O risco em jogo para os diretores escolhidos por Lula, sobretudo Galípolo que disputa a sucessão, foi o de serem vistos pelo mercado financeiro como “paus mandados”, lenientes no combate à inflação e subservientes ao comando do presidente da República para derrubar a taxa Selic, o que enfraqueceria a ideia de autonomia do Copom para decidir sobre os juros com o BC sob nova direção no ano que vem.
Por outro, um voto alinhado com Campos Neto, mostraria, de acordo com esses mesmos interlocutores, uma rendição ao presidente do BC.
Os argumentos utilizados por Galípolo foram de que a decisão do BC de interromper o ritmo de queda dos juros traria impacto negativo na economia desde o segundo semestre deste ano até o começo de 2026. Portanto, decisivo para o governo Lula.
A queixa maior é que a mudança de guidance teria sido feita de forma unilateral e sem observar a governança do Copom.
Nas últimas semanas, o presidente do BC se dedicou a mostrar que durante a reunião do FMI (Fundo Monetário Internacional), em abril, o assunto fiscal entrou na pauta global e que o mundo cada vez mais vai falar sobre esse tema porque as taxas de juros nos países vão ficar mais altas por mais tempo.
A consequência desse cenário é que os países que têm dívida mais alta pagarão juros mais altos e elevação do endividamento.
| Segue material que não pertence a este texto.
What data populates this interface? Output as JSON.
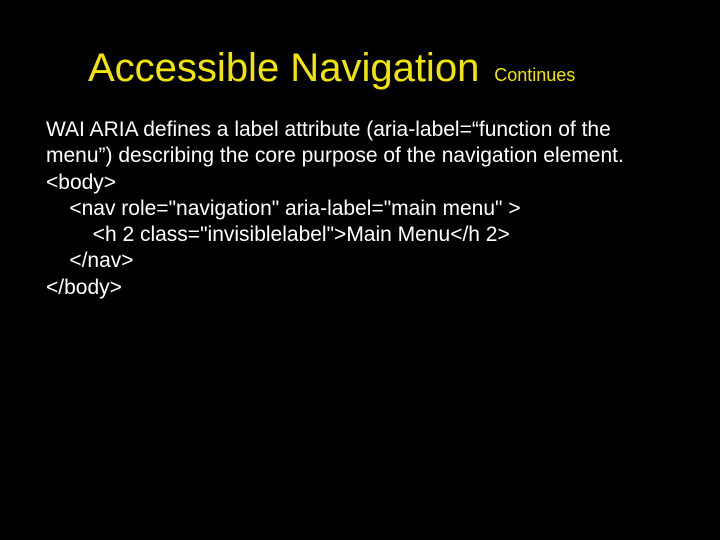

Essa é uma preocupação que tem norteado a sua avaliação sobre o cenário global, antevendo um ano difícil para o Brasil em 2025.
Horas antes do anúncio da decisão do Copom, Haddad reforçou que as taxa de juros no Brasil continuam uma das mais elevadas do mundo e que a inflação de março e a prévia de abril se comportaram muito bem.
Mas o ministro da Fazenda fez questão de ressaltar que o comunicado anterior do Copom falava de um guidance apontando queda de 0,5 ponto percentual.